Conservation news

Luzon Island in the Philippines is an endemic mammalian hotspot

  • The team, made up of scientists from the United States and the Philippines, has just concluded a 15-year study on Luzon Island, during which they discovered 28 new species of mammals.
  • The 28 new discoveries brought the total number of species of non-flying mammals that are now known to live on Luzon to 56.
  • The researchers were able to determine that 52 of those species occur nowhere else in the world.

A team of researchers has concluded that, in addition to being the Philippines’ largest and most populous island, Luzon Island is also home to the greatest concentration of unique species of mammals in the world.

The team, made up of scientists from the United States and the Philippines, has just concluded a 15-year study on Luzon Island, during which they discovered 28 new species of mammals. The study’s results have been published in the journal Frontiers of Biogeography.

Among the newly encountered species are four tree-mice, tiny creatures with long whiskers that reach nearly to their ankles, as well as five species of mice that look like shrews and primarily feed on earthworms. Most of the new species live in tropical cloud forest high in the mountains, where frequent typhoons can drop four or five meters (12 to 15 feet) of rain per year.

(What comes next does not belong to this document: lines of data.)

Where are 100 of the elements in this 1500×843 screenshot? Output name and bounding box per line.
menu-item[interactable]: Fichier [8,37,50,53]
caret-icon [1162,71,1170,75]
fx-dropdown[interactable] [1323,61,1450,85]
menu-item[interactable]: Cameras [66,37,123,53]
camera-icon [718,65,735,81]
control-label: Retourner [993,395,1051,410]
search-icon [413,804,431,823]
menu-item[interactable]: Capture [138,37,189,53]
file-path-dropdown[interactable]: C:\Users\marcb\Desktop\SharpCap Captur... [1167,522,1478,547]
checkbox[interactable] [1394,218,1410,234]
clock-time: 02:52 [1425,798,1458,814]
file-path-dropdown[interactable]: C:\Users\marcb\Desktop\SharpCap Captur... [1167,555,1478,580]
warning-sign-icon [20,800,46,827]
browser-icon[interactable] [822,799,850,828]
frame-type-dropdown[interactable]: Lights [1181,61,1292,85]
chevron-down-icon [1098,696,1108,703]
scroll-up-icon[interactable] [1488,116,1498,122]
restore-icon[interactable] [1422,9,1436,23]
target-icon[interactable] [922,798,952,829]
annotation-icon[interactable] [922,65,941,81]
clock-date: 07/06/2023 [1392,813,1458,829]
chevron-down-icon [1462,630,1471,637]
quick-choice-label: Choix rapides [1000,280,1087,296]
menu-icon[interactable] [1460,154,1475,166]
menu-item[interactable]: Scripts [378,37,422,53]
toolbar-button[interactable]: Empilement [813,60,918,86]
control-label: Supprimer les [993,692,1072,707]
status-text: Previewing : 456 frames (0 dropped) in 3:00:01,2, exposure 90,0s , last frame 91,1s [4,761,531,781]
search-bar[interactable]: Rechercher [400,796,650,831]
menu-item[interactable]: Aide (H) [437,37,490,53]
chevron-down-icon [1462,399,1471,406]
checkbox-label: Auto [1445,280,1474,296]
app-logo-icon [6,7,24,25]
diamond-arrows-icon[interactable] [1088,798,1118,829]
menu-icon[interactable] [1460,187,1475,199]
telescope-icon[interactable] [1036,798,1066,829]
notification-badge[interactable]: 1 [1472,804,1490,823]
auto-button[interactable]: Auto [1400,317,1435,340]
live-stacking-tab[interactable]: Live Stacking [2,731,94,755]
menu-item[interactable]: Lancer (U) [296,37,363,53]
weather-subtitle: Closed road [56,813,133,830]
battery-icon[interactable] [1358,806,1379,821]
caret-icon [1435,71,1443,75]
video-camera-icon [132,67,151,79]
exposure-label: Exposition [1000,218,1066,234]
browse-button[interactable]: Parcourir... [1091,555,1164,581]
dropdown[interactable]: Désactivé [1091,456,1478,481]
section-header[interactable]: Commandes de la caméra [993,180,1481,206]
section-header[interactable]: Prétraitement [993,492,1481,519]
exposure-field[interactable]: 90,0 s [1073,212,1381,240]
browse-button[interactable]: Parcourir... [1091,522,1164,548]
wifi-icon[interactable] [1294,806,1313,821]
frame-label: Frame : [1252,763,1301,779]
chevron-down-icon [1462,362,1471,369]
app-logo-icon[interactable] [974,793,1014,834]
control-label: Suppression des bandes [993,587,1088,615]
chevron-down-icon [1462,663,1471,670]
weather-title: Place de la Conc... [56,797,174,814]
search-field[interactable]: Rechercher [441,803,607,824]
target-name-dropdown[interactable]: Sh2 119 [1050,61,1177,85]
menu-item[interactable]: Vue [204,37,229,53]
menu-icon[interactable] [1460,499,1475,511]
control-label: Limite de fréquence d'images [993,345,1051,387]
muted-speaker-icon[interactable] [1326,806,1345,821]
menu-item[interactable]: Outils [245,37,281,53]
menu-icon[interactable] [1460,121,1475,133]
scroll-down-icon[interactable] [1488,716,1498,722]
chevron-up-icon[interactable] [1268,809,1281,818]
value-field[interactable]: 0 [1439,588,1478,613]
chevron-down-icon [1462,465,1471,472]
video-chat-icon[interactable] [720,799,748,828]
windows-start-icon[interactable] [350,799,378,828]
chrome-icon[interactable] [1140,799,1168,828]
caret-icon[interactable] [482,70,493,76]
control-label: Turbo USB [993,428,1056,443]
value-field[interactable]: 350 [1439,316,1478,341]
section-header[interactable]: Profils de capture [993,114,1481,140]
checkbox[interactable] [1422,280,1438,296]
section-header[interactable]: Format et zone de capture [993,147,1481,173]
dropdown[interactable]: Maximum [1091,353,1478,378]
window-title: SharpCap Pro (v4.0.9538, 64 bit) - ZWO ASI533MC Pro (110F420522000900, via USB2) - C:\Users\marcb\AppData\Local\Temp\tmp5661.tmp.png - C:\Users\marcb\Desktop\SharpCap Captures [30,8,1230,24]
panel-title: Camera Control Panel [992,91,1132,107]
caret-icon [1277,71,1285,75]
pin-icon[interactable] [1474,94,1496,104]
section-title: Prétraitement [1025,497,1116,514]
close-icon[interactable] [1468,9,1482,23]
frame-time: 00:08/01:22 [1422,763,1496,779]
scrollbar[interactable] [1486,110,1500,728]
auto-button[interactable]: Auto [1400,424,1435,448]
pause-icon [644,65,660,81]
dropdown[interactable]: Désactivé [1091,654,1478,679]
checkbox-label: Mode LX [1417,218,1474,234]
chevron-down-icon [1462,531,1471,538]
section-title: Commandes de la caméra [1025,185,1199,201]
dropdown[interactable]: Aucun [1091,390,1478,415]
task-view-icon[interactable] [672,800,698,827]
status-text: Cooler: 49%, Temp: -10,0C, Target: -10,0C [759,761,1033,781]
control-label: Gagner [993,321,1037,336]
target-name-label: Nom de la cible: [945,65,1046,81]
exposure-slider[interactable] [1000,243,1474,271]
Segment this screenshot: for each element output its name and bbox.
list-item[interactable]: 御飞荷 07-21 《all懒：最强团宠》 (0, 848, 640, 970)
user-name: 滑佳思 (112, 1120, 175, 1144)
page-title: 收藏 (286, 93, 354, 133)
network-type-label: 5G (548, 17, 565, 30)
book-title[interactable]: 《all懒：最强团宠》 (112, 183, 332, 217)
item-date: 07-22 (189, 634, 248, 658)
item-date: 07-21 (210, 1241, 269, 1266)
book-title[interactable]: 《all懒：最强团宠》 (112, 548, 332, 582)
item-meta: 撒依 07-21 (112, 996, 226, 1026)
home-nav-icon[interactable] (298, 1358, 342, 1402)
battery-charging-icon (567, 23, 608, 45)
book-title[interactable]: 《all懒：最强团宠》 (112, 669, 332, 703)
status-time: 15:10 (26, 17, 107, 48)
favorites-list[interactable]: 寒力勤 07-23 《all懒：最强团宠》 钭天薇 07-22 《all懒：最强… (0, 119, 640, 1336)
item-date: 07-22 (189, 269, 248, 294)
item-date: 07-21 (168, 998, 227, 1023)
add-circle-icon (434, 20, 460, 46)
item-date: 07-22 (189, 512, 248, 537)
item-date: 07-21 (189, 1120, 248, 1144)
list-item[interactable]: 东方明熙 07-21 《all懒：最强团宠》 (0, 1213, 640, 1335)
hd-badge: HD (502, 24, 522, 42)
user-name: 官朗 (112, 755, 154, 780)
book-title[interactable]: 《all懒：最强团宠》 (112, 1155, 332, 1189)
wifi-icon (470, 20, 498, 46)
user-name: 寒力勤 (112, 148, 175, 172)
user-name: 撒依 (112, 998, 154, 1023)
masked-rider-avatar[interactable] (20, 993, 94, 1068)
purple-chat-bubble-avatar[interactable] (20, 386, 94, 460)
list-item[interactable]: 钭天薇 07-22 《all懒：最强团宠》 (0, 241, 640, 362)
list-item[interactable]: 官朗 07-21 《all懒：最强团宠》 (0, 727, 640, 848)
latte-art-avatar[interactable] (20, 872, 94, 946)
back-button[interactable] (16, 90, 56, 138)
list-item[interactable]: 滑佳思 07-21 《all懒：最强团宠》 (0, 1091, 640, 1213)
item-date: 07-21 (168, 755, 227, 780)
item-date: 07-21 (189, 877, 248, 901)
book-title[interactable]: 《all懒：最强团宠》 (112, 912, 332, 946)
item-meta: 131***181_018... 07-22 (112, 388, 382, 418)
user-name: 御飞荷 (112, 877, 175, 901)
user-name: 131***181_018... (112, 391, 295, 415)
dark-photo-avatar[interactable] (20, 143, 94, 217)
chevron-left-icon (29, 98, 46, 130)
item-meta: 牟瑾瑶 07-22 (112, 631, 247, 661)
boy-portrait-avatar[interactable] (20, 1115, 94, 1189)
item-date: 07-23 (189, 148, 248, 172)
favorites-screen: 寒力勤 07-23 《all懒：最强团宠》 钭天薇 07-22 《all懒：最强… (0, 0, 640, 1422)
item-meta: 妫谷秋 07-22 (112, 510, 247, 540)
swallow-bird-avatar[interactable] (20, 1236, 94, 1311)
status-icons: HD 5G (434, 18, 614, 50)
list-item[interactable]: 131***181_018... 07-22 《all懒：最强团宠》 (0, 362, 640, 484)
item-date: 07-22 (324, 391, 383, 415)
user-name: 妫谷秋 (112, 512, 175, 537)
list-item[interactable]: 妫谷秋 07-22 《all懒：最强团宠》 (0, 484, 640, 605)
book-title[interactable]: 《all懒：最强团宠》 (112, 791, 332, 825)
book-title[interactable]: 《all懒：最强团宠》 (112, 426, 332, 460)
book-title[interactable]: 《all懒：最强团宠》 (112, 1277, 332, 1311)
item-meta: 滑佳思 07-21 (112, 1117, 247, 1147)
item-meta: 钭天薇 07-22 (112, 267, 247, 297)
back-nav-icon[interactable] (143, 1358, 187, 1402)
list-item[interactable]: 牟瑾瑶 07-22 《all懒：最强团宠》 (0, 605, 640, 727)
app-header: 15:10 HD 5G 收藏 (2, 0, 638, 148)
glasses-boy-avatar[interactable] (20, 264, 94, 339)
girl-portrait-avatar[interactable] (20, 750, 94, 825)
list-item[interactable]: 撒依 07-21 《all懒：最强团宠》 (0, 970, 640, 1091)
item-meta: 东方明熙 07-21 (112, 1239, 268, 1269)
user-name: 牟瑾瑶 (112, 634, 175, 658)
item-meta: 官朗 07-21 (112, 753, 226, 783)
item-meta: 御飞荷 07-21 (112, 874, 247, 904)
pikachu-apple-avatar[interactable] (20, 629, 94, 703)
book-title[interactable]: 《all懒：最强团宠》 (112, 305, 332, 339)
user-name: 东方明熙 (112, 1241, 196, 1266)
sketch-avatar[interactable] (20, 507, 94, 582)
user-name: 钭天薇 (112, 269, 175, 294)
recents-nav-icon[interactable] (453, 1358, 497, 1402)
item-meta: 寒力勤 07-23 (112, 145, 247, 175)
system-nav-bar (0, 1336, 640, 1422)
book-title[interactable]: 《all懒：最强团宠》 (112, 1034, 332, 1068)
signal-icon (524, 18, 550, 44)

“All 28 of the species we discovered during the project are members of two branches on the tree of life that are confined to the Philippines,” Eric Rickart, a member of the team who is based at the Natural History Museum of Utah, said in a statement.

“There are individual mountains on Luzon that have five species of mammals that live nowhere else. That’s more unique species on one mountain than live in any country in continental Europe. The concentration of unique biodiversity in the Philippines is really staggering.”

A tree-dwelling mouse with whiskers so long that they reach the mouse’s ankles, one of the 28 new species discovered in the course of this study. Photo by Larry Heaney, The Field Museum.

The 28 new discoveries brought the total number of species of non-flying mammals that are now known to live on Luzon to 56. The researchers were able to determine that 52 of those species occur nowhere else in the world. In other words, 93 percent of all of the land mammals found on Luzon are endemic to the island.

“We started our study on Luzon in 2000 because we knew at the time that most of the native mammal species on the island were unique to the island, and we wanted to understand why that is the case,” Lawrence Heaney, who is the Negaunee Curator of Mammals at The Field Museum in Chicago and the study’s lead author, said in a statement. “We did not expect that we would double the number already known.”

Heaney and his co-authors explain in the study that Luzon has never been connected to any continental land mass, meaning the species that live there have evolved in isolation, much like the wildlife of Hawaii. But Luzon is much older and, at about 40,000 square miles, much larger than the Hawaiian islands, meaning it has had a lot more time and space for species that arrived from the Asian mainland to evolve and diversify.

Tropical forest on Luzon Island. Photo by Larry Heaney, The Field Museum.

Also, Luzon’s mountainous terrain creates what scientists call “sky islands,” mountaintops that provide distinctive types of habitat. “The animals are isolated high on the scattered mountains, so they inevitably diverge. Given enough time, you begin to see huge biodiversity,” Heaney said.

The team also endeavored to learn more about the conservation status of the 57 species of bats that live on Luzon, such as the golden-crowned flying fox, one of the heaviest bats in the world at up to two and a half pounds, and the lesser flat-headed bat, which is so tiny that it can roost inside of bamboo stems.

Danny Balete, a research associate with The Field Museum who is based in the Philippines, noted that the country is one of the most heavily deforested in the tropics, and only about seven percent of the old-growth tropical forest remains. Several of Luzon’s bat species are seriously threatened by habitat loss and over-hunting, though none have yet gone extinct.

“Protecting all of these species from extinction is going to be a big challenge,” Balete said. “The good news is that when the native forest is allowed to regenerate, the native mammals move back in, and the pest rats get kicked out.”

Heaney added that learning about the diversity of mammal species on Luzon is crucial to the success of conservation efforts. “In order to be effective at conserving an environment, we have to know what’s out there.”